Le plan, en théorie, semblait d'une simplicité presque enfantine. Jane s'était faite à l'idée que Scotland Yard ne la prendrait jamais au sérieux, puisqu'on ne voulait pas de son aide elle devrait compter sur celle d'un individu de métier. Contacter Simon Palmer le journaliste était exclu, il lui rirait au nez comme l'avaient fait le policier et l'inspecteur, envoyer des lettres anonymes comme informatrice alors ? Ayant comme seule preuve de sordides supputations nocturnes ne l'aideraient pas à se forger une crédibilité. Ne restait donc plus qu'une seule option : engager un homme à son service.

Un détective privé était au-delà de ses moyens, en revanche un individu désespéré... Elle avait lu dans la presse que certains puissants de ce monde déléguaient souvent le sale boulot à certains rebus de la société. Elle avait entendu parler de ces gangs ou sociétés secrètes qui agissaient dans l'ombre pour un puissant employeur qui tenait parfois des quartiers entiers sous sa coupe. Avec une belle somme d'argent, l'on pouvait dégoter quelqu'un qui souhaite bien se rendre utile dans les prisons, c'était précisément ce que Jane comptait faire.

L'idée était totalement insensée et si Jane avait été une jeune fille sage elle aurait rebroussé chemin. Hélas, ou fort heureusement, elle n'était guère de celles-là.

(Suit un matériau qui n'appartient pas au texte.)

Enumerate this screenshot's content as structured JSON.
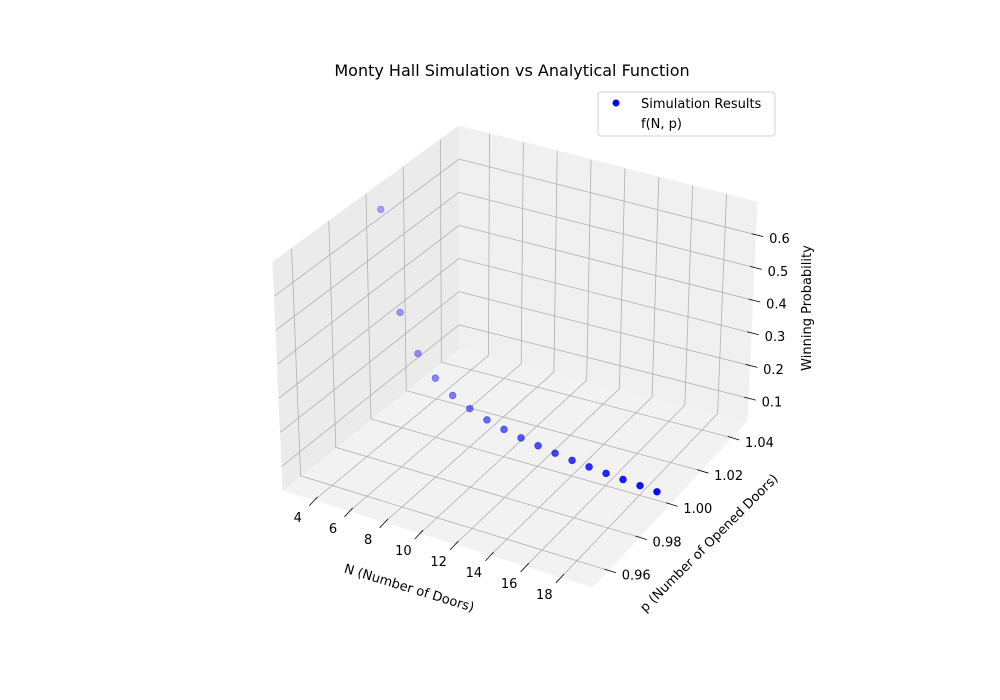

La demoiselle se dirigea donc vers le poste de police et passa la porte en entrant par la même occasion dans la peau son personnage. La première étape de son plan insolite reposait entièrement sur ses qualités d'actrice, qui étaient loin d'égaler celles de Sarah Bernhardt, et devait lui permettre d'accéder à la prison, la suite de son idée était un peu plus incertaine, elle devait trouver le moyen d'engager à son service un scélérat contre rémunération. Une offre somme toute alléchante que peu seraient capables de refuser. Une idée inconditionnellement inconsciente et qui semblait vouée à l'échec. Mais c'était son dernier recours, elle ne devait en aucun cas échouer, elle ne pouvait pas. Elle était déjà allée trop loin pour reculer.

Un petit homme se trouvait derrière le comptoir et leva les yeux sur elle quand Jane passa la porte. Aussitôt, elle se précipita sur comptoir soupirant de désespoir.

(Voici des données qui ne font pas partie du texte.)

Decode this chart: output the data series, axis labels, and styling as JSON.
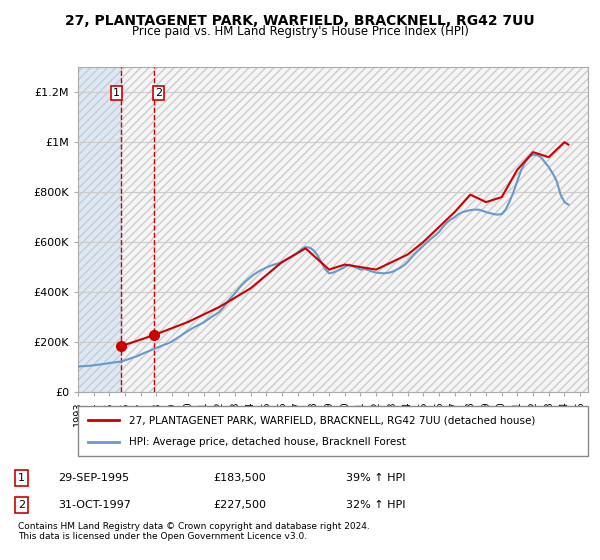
{
  "title": "27, PLANTAGENET PARK, WARFIELD, BRACKNELL, RG42 7UU",
  "subtitle": "Price paid vs. HM Land Registry's House Price Index (HPI)",
  "footer": "Contains HM Land Registry data © Crown copyright and database right 2024.\nThis data is licensed under the Open Government Licence v3.0.",
  "legend_line1": "27, PLANTAGENET PARK, WARFIELD, BRACKNELL, RG42 7UU (detached house)",
  "legend_line2": "HPI: Average price, detached house, Bracknell Forest",
  "sale1_label": "1",
  "sale1_date": "29-SEP-1995",
  "sale1_price": "£183,500",
  "sale1_hpi": "39% ↑ HPI",
  "sale2_label": "2",
  "sale2_date": "31-OCT-1997",
  "sale2_price": "£227,500",
  "sale2_hpi": "32% ↑ HPI",
  "sale1_x": 1995.75,
  "sale1_y": 183500,
  "sale2_x": 1997.83,
  "sale2_y": 227500,
  "line_color": "#cc0000",
  "hpi_color": "#6699cc",
  "background_hatch": "#e8e8e8",
  "shading_color": "#ddeeff",
  "ylim": [
    0,
    1300000
  ],
  "xlim": [
    1993,
    2025.5
  ],
  "yticks": [
    0,
    200000,
    400000,
    600000,
    800000,
    1000000,
    1200000
  ],
  "ytick_labels": [
    "£0",
    "£200K",
    "£400K",
    "£600K",
    "£800K",
    "£1M",
    "£1.2M"
  ],
  "xticks": [
    1993,
    1994,
    1995,
    1996,
    1997,
    1998,
    1999,
    2000,
    2001,
    2002,
    2003,
    2004,
    2005,
    2006,
    2007,
    2008,
    2009,
    2010,
    2011,
    2012,
    2013,
    2014,
    2015,
    2016,
    2017,
    2018,
    2019,
    2020,
    2021,
    2022,
    2023,
    2024,
    2025
  ],
  "sale1_vline_x": 1995.75,
  "sale2_vline_x": 1997.83,
  "hpi_data_x": [
    1993.0,
    1993.25,
    1993.5,
    1993.75,
    1994.0,
    1994.25,
    1994.5,
    1994.75,
    1995.0,
    1995.25,
    1995.5,
    1995.75,
    1996.0,
    1996.25,
    1996.5,
    1996.75,
    1997.0,
    1997.25,
    1997.5,
    1997.75,
    1998.0,
    1998.25,
    1998.5,
    1998.75,
    1999.0,
    1999.25,
    1999.5,
    1999.75,
    2000.0,
    2000.25,
    2000.5,
    2000.75,
    2001.0,
    2001.25,
    2001.5,
    2001.75,
    2002.0,
    2002.25,
    2002.5,
    2002.75,
    2003.0,
    2003.25,
    2003.5,
    2003.75,
    2004.0,
    2004.25,
    2004.5,
    2004.75,
    2005.0,
    2005.25,
    2005.5,
    2005.75,
    2006.0,
    2006.25,
    2006.5,
    2006.75,
    2007.0,
    2007.25,
    2007.5,
    2007.75,
    2008.0,
    2008.25,
    2008.5,
    2008.75,
    2009.0,
    2009.25,
    2009.5,
    2009.75,
    2010.0,
    2010.25,
    2010.5,
    2010.75,
    2011.0,
    2011.25,
    2011.5,
    2011.75,
    2012.0,
    2012.25,
    2012.5,
    2012.75,
    2013.0,
    2013.25,
    2013.5,
    2013.75,
    2014.0,
    2014.25,
    2014.5,
    2014.75,
    2015.0,
    2015.25,
    2015.5,
    2015.75,
    2016.0,
    2016.25,
    2016.5,
    2016.75,
    2017.0,
    2017.25,
    2017.5,
    2017.75,
    2018.0,
    2018.25,
    2018.5,
    2018.75,
    2019.0,
    2019.25,
    2019.5,
    2019.75,
    2020.0,
    2020.25,
    2020.5,
    2020.75,
    2021.0,
    2021.25,
    2021.5,
    2021.75,
    2022.0,
    2022.25,
    2022.5,
    2022.75,
    2023.0,
    2023.25,
    2023.5,
    2023.75,
    2024.0,
    2024.25
  ],
  "hpi_data_y": [
    102000,
    103000,
    104000,
    105000,
    107000,
    109000,
    111000,
    113000,
    116000,
    118000,
    120000,
    122000,
    127000,
    132000,
    138000,
    143000,
    150000,
    157000,
    163000,
    170000,
    176000,
    183000,
    189000,
    195000,
    203000,
    213000,
    223000,
    234000,
    244000,
    254000,
    262000,
    270000,
    278000,
    289000,
    300000,
    310000,
    320000,
    338000,
    358000,
    378000,
    395000,
    415000,
    432000,
    447000,
    460000,
    472000,
    482000,
    490000,
    498000,
    505000,
    510000,
    514000,
    519000,
    528000,
    537000,
    548000,
    558000,
    572000,
    580000,
    578000,
    568000,
    548000,
    520000,
    492000,
    475000,
    478000,
    484000,
    492000,
    500000,
    510000,
    505000,
    498000,
    490000,
    492000,
    488000,
    482000,
    478000,
    476000,
    475000,
    477000,
    480000,
    488000,
    496000,
    506000,
    520000,
    538000,
    555000,
    570000,
    585000,
    600000,
    614000,
    626000,
    640000,
    660000,
    678000,
    690000,
    700000,
    712000,
    720000,
    724000,
    728000,
    730000,
    730000,
    726000,
    720000,
    716000,
    712000,
    710000,
    712000,
    730000,
    762000,
    800000,
    845000,
    890000,
    920000,
    940000,
    950000,
    948000,
    940000,
    920000,
    900000,
    875000,
    845000,
    790000,
    760000,
    750000
  ],
  "price_line_x": [
    1995.75,
    1997.83,
    2000.0,
    2002.0,
    2004.0,
    2006.0,
    2007.5,
    2009.0,
    2010.0,
    2012.0,
    2014.0,
    2015.0,
    2016.0,
    2017.0,
    2018.0,
    2019.0,
    2020.0,
    2021.0,
    2022.0,
    2023.0,
    2024.0,
    2024.25
  ],
  "price_line_y": [
    183500,
    227500,
    280000,
    340000,
    415000,
    520000,
    575000,
    490000,
    510000,
    490000,
    550000,
    600000,
    660000,
    720000,
    790000,
    760000,
    780000,
    890000,
    960000,
    940000,
    1000000,
    990000
  ]
}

– Monsieur l'agent c'est affreux ! s'écria Jane.

– Qui a-t-il madame ? s'inquiéta le bonhomme en se levant promptement de son siège.

« Madame ? » Se répéta-t-elle, ce mot la fit rire intérieurement. Personne ne l'avait jamais appelée ainsi.

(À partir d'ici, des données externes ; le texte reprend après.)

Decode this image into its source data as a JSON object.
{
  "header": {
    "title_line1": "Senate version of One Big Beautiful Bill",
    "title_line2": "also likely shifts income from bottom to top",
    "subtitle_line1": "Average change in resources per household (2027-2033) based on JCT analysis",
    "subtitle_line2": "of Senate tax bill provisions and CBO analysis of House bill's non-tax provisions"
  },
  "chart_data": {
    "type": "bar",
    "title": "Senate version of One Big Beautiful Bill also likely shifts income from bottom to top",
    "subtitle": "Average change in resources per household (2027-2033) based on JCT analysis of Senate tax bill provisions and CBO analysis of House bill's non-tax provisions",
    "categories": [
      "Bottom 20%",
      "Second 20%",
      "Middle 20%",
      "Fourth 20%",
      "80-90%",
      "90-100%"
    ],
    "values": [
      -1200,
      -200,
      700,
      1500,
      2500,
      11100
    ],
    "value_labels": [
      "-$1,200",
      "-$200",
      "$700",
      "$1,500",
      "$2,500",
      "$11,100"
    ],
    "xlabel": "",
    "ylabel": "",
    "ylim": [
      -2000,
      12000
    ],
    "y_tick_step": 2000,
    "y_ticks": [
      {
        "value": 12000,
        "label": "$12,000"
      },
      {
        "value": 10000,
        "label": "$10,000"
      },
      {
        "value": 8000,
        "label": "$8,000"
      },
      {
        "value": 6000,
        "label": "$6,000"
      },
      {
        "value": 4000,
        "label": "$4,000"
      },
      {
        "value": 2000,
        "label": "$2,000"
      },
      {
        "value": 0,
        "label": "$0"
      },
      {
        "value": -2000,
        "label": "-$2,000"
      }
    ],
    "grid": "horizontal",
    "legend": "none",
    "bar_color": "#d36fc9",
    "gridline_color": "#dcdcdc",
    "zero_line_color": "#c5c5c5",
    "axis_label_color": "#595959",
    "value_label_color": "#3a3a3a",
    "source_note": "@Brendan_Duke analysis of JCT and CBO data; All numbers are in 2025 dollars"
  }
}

– J'ai été volée ! s'indigna-t-elle en feignant le désarroi.

– Volée ? Mais par qui donc madame ?!

– Un homme... Je... J'ai eu du mal à voir son visage dans la pénombre. Je revenais du théâtre hier soir quand il m'a sauvagement sauté à la gorge ! Mon Dieu, j'ai eu si peur ! Il est parti quand il a entendu du bruit au bout de la rue... Mais... Ce n'est qu'au petit matin que j'ai... J'ai... bégaya-t-elle en sanglotant.

– Que quoi madame ? Que diable vous a-t-il fait ? s'égosilla le pauvre policier.

– Ce n'est qu'au petit matin que je m'en suis rendue compte... Il... Il avait volé les bijoux que je portais, éclata-t-elle dans un faux sanglot. Les bijoux de ma grand-mère vous vous rendez compte ! Une pure merveille de mon héritage ! Envolée ! Disparue !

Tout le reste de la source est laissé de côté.